“Gli interventi di chirurgia complessa trasferiti alla clinica privata romana Villa Tiberia, quelli ambulatoriali a Magliano Sabina. Con la chiusura e il ridimensionamento dei reparti, l’apertura di 4 reparti dedicati a Covid19, il de’ Lellis, l’unico ospedale ‘vero’ della Provincia, è ormai poco più di un ospedale Covid”: lo scrive Nome Officina Politica.
“Vengono al pettine tutti i nodi di anni di scelte sbagliate. Se non era bastato il sisma 2016 a mostrare la fragilità del sistema di sanitario provinciale, arriva un terremoto che deflagra con 60/70 malati COVID tra reparti, terapia intensiva e malattie infettive, in una ASL che dispone in totale di circa 300 posti letto. Quando solo un mese fa si celebrava la attivazione di ulteriori posti letto a Poggio Mirteto, in realtà destinati a tutt’altre patologie e funzioni. Rammentiamo alcuni numeri, parte tutto da lì. Rieti, la ASL con il minor numero di posti letti pro capite del Lazio e di tutte le Regioni confinanti; Rieti, tra le province con minor numero di dipendenti sanitari pubblici pro capite d’Italia; Rieti, tra le primissime ASL in Italia per mobilità degli assistiti; nell’anno 2018, 11.730 prestazioni in regime di mobilità infra ed extra-regionale (e con un costo di oltre 43 milioni); Rieti, la ASL in cui si è riusciti a totalizzare l’avvicendamento di 6/7 Direttori sanitari in cinque anni” dice Nome.
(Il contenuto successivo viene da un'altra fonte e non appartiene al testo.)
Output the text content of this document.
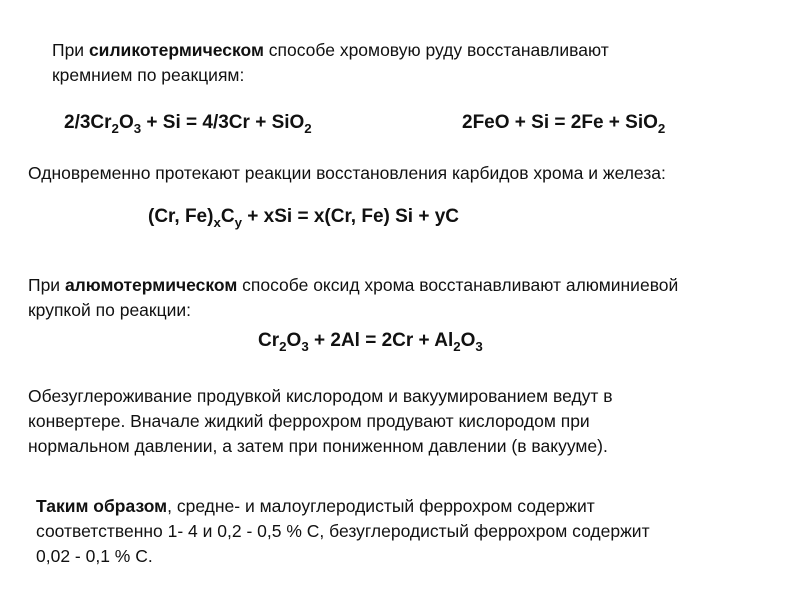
При силикотермическом способе хромовую руду восстанавливают
кремнием по реакциям:
$2/3Cr_2O_3 + Si = 4/3Cr + SiO_2$	2FeO + Si = 2Fe + SiO$_2$
Одновременно протекают реакции восстановления карбидов хрома и железа:
(Cr, $Fe)_xC_y$ + xSi = x(Cr, Fe) Si + yC
При алюмотермическом способе оксид хрома восстанавливают алюминиевой
крупкой по реакции:
$Cr_2O_3 + 2Al = 2Cr + Al_2O_3$
Обезуглероживание продувкой кислородом и вакуумированием ведут в
конвертере. Вначале жидкий феррохром продувают кислородом при
нормальном давлении, а затем при пониженном давлении (в вакууме).
Таким образом, средне- и малоуглеродистый феррохром содержит
соответственно 1- 4 и 0,2 - 0,5 % С, безуглеродистый феррохром содержит
0,02 - 0,1 % С.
“Un disastro strutturale, sommato ad una gestione discutibile, mostra quanto sia corta la coperta del de’ Lellis, in cui con contagi paragonabili, o anche minori al resto della Regione Lazio (come dice anche oggi GIMBE), si raggiunge facilmente la piena occupazione dei posti letto in terapia intensiva. E se la scelta su ‘dove’ tirare la coperta ricade nello spostare fuori da Rieti la attività chirurgica (il cuore di un ospedale), e non le patologie COVID, significa che quello che manca non sono le strutture, ma il personale, che sappiamo già carente, sommato ad una organizzazione. adeguata. Poniamo quindi delle domande, che siano fatte proprie e riflettute in primis dalla classe politica, locale e regionale, che scambia la “collaborazione istituzionale” con la acritica accettazione di decisioni incoerenti e talvolta dannose. Perché non si è fatto un piano che prevedesse il de’ Lellis come ospedale COVID free spostando i pazienti COVID altrove e non i pazienti chirurgici? Perché spostare i pazienti chirurgici a Roma, in una clinica privata, non attrezzata con letti di terapia intensiva (utile nel caso si verifichino complicanze intra o post operatorie)? Non era più facile spostare i pazienti COVID ad esempio a Magliano, facilmente e velocemente attrezzabile per i pazienti che hanno bisogno di cure fino alla subintensiva? Se Ettore Sansavini (magnate della sanità privata) ha fatto esattamente questo (Centro COVID a Casalpalocco, ospedali COVID free come San Carlo di Nancy e, appunto, Villa Tiberia), perché non poteva farlo la D’Innocenzo? Ci sono forse a Rieti più pazienti COVID che pazienti non COVID? Ci risultano 60 pazienti COVID ricoverati, quindi quale è il senso di questa operazione al contrario? Perché non si sono ancora attivate le USCA per curare a casa il più possibile i pazienti, così da ridurre almeno il carico sul pronto soccorso?” scrive Nome.
“Non ci interessano, oggi, le dimissioni della D’Innocenzo. Forse non risolverebbero e anzi peggiorerebbero la crisi attuale. Riteniamo tuttavia che non ci sia nulla di più sbagliato nel confermare il Direttore Generale alla fine del suo mandato. Si proroghi per il tempo strettamente necessario a superare l’emergenza e si trovi immediatamente dopo un manager che sia effettivamente in grado di riportare sui binari la sanità reatina, ormai completamente deragliata” conclude Nome.